Discussion on Go and D

Alex Rønne Petersen xtzgzorex at gmail.com
Sun Apr 8 17:24:22 PDT 2012


On 09-04-2012 02:18, Manu wrote:
> On 9 April 2012 02:24, Walter Bright <newshound2 at digitalmars.com
> <mailto:newshound2 at digitalmars.com>> wrote:
>
>     On 4/8/2012 3:57 PM, Manu wrote:
>
>         What do you base that statistic on? I'm not arguing that fact,
>         just that I
>         haven't seen any evidence one way or the other.

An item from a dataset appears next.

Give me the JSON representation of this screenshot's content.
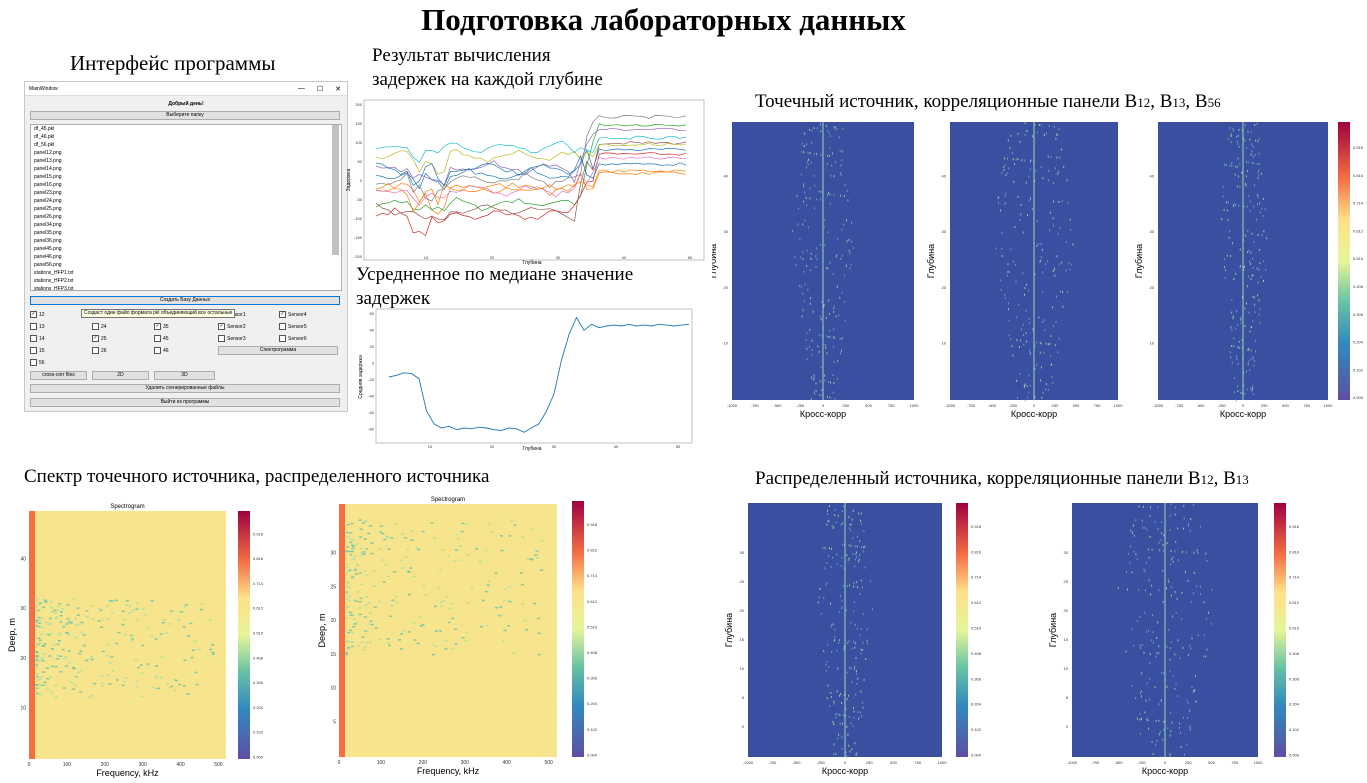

What causes Go
>         to create
>         significantly more garbage than D? Are there benchmarks or test
>         cases I should
>         be aware of on the topic?
>
>
>     The first ycombinator reference is a person who didn't run out of
>     memory using D. That implies far less pressure on the gc.
>
>     My understanding of Go is that when it does structural conformance,
>     it builds some of the necessary data at runtime on the gc heap.
>
>     Anyhow, D has a lot of facilities for putting things on the stack
>     rather than the heap, immutable data doesn't need to get copied, and
>     slices allow lots of reuse of existing objects.
>
>
> "optimized D was slightly faster than Go at almost anything and consumed
> up to 70% less memory"
> Interesting... I don't know enough about Go to reason that finding, I
> guess I assumed it has most of the same possibilities available to D.
> (no immutable data? no stack structs? no references/pointers/slices?
> crazy...)
>
> The only D program I have significant experience with is VisualD, and it
> hogs 1-2gb of ram for me under general usage, and eventually crashes,
> after paging heavily and bringing my computer to a crawl. Not a good
> sign from the first and only productive D app I've run yet ;)
> This seems a lot like his experience with Go... but comparisons aside, D
> still clearly isn't there yet when it comes to the GC either, and I'm
> amazed Google thing Go is production ready if that guys findings are true!

Google likes to invent random useless languages. See: Dart. Both 
languages are solutions looking for problems. ;)

And yes, precise GC is more essential than most people think.